RB, Adrian Peterson.

Is he necessarily earning it (relative to his peers) yet? Not especially.

Could he? Certainly, he's as capable as anybody of destroying the second half of his schedule.

Do I care that he's not really leading any single category? Obviously not.

He's the most exciting player in the league. You'll tell your kids about the time you saw him play. You'll tell your wife. She'll roll her eyes. You'll tell your husband. Then you can high-five about how awesome Adrian Peterson is. He'll bring your family closer together.

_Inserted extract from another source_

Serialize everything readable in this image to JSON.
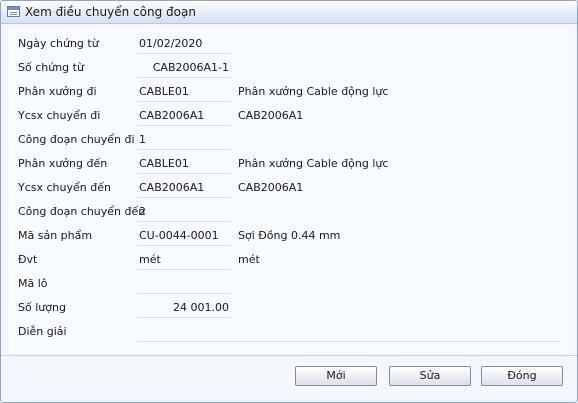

But on the level, he's one of the few players in the league you simply can't turn away from.

Seriously, just watch this . Oh, and you may want to check out this.

But the best one? This.

Jimmy Hoffa didn't get buried that deep in the turf.

Just watch at the 20-25 second mark. That was the Steelers sideline he was standing on as he screamed like he just beheaded someone. Now that takes gumption.

Actually, he may have actually separated head from body. Did anyone check on William Gay after the play or was there even enough for a positive identification?

So that's who I'm looking at for MVP so far. Of course there are other candidates, so feel free to shout them out in the comments.

Unless you're Adrian Peterson, you don't have to crush William Gay's body into a fine powder before doing so.